Say a Prayer for Grammar Grrrl
I’m teaching a new class — Grammar Geeks and Punctuation Punks (yeah, we be witty and creative at my place o’ biz) — in five very short hours. I developed this class to complement the business writing and technical writing classes I teach, to go in-depth on the fundamentals of writing. I'm rather stressed about today's class. Nightmares all weekend — not the "I'm wearing just underwear to class!" one, but the "I'm drawing a blank in front of the class!" one.
I’m not sure why.
I love talking about grammar and punctuation. I'm the embodiment of the geek/punk (that’s putting it nicely; I’m a grammar bully and a punctuation Nazi, to be honest). I rant and rail to my boss when a poorly written e-mail goes out to the entire organization. I kvetch about fellow communicators who use which instead of that. I mock misused commas and colons. I can recite much of the rules in the Associated Press Stylebook. Yeah, I'm a grammar bitch.
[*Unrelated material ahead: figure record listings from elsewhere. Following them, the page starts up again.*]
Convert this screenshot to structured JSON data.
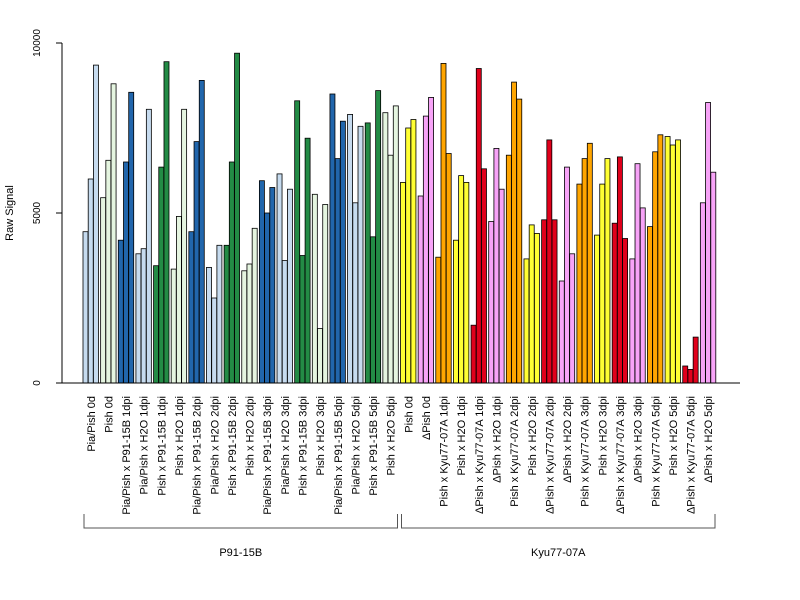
{
  "chart_data": {
    "type": "bar",
    "ylabel": "Raw Signal",
    "xlabel": "",
    "ylim": [
      0,
      10000
    ],
    "yticks": [
      0,
      5000,
      10000
    ],
    "grid": false,
    "legend": "none",
    "bars_per_category": 3,
    "colors": {
      "light_blue": "#c6dbef",
      "light_green": "#e5f5e0",
      "dark_blue": "#2166ac",
      "dark_green": "#238b45",
      "yellow": "#ffff33",
      "pink": "#f7a3f7",
      "orange": "#ffa500",
      "red": "#e0001b",
      "outline": "#000000",
      "axis": "#000000",
      "bracket": "#555555"
    },
    "categories": [
      "Pia/Pish 0d",
      "Pish 0d",
      "Pia/Pish x P91-15B 1dpi",
      "Pia/Pish x H2O 1dpi",
      "Pish x P91-15B 1dpi",
      "Pish x H2O 1dpi",
      "Pia/Pish x P91-15B 2dpi",
      "Pia/Pish x H2O 2dpi",
      "Pish x P91-15B 2dpi",
      "Pish x H2O 2dpi",
      "Pia/Pish x P91-15B 3dpi",
      "Pia/Pish x H2O 3dpi",
      "Pish x P91-15B 3dpi",
      "Pish x H2O 3dpi",
      "Pia/Pish x P91-15B 5dpi",
      "Pia/Pish x H2O 5dpi",
      "Pish x P91-15B 5dpi",
      "Pish x H2O 5dpi",
      "Pish 0d",
      "ΔPish 0d",
      "Pish x Kyu77-07A 1dpi",
      "Pish x H2O 1dpi",
      "ΔPish x Kyu77-07A 1dpi",
      "ΔPish x H2O 1dpi",
      "Pish x Kyu77-07A 2dpi",
      "Pish x H2O 2dpi",
      "ΔPish x Kyu77-07A 2dpi",
      "ΔPish x H2O 2dpi",
      "Pish x Kyu77-07A 3dpi",
      "Pish x H2O 3dpi",
      "ΔPish x Kyu77-07A 3dpi",
      "ΔPish x H2O 3dpi",
      "Pish x Kyu77-07A 5dpi",
      "Pish x H2O 5dpi",
      "ΔPish x Kyu77-07A 5dpi",
      "ΔPish x H2O 5dpi"
    ],
    "category_colors": [
      "light_blue",
      "light_green",
      "dark_blue",
      "light_blue",
      "dark_green",
      "light_green",
      "dark_blue",
      "light_blue",
      "dark_green",
      "light_green",
      "dark_blue",
      "light_blue",
      "dark_green",
      "light_green",
      "dark_blue",
      "light_blue",
      "dark_green",
      "light_green",
      "yellow",
      "pink",
      "orange",
      "yellow",
      "red",
      "pink",
      "orange",
      "yellow",
      "red",
      "pink",
      "orange",
      "yellow",
      "red",
      "pink",
      "orange",
      "yellow",
      "red",
      "pink"
    ],
    "values": [
      [
        4450,
        6000,
        9350
      ],
      [
        5450,
        6550,
        8800
      ],
      [
        4200,
        6500,
        8550
      ],
      [
        3800,
        3950,
        8050
      ],
      [
        3450,
        6350,
        9450
      ],
      [
        3350,
        4900,
        8050
      ],
      [
        4450,
        7100,
        8900
      ],
      [
        3400,
        2500,
        4050
      ],
      [
        4050,
        6500,
        9700
      ],
      [
        3300,
        3500,
        4550
      ],
      [
        5950,
        5000,
        5750
      ],
      [
        6150,
        3600,
        5700
      ],
      [
        8300,
        3750,
        7200
      ],
      [
        5550,
        1600,
        5250
      ],
      [
        8500,
        6600,
        7700
      ],
      [
        7900,
        5300,
        7550
      ],
      [
        7650,
        4300,
        8600
      ],
      [
        7950,
        6700,
        8150
      ],
      [
        5900,
        7500,
        7750
      ],
      [
        5500,
        7850,
        8400
      ],
      [
        3700,
        9400,
        6750
      ],
      [
        4200,
        6100,
        5900
      ],
      [
        1700,
        9250,
        6300
      ],
      [
        4750,
        6900,
        5700
      ],
      [
        6700,
        8850,
        8350
      ],
      [
        3650,
        4650,
        4400
      ],
      [
        4800,
        7150,
        4800
      ],
      [
        3000,
        6350,
        3800
      ],
      [
        5850,
        6600,
        7050
      ],
      [
        4350,
        5850,
        6600
      ],
      [
        4700,
        6650,
        4250
      ],
      [
        3650,
        6450,
        5150
      ],
      [
        4600,
        6800,
        7300
      ],
      [
        7250,
        7000,
        7150
      ],
      [
        500,
        400,
        1350
      ],
      [
        5300,
        8250,
        6200
      ]
    ],
    "groups": [
      {
        "label": "P91-15B",
        "start": 0,
        "end": 17
      },
      {
        "label": "Kyu77-07A",
        "start": 18,
        "end": 35
      }
    ]
  }
}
And I love an audience. I enjoy standing in front of a class, feeding off their energy, excitedly explaining prepositions and appositives, making them giggle about subjects and verbs that don’t agree.
But I don’t feel prepared.
What if my pants fall down again? The horror if I call an adjective an adverb, or if I go blank on a grammar rule! Will I confuse them when I get into collective nouns? Do you think they’ll doze off on me?
No wonder my nails are gnarled raggedy and my eyes are circled darkly.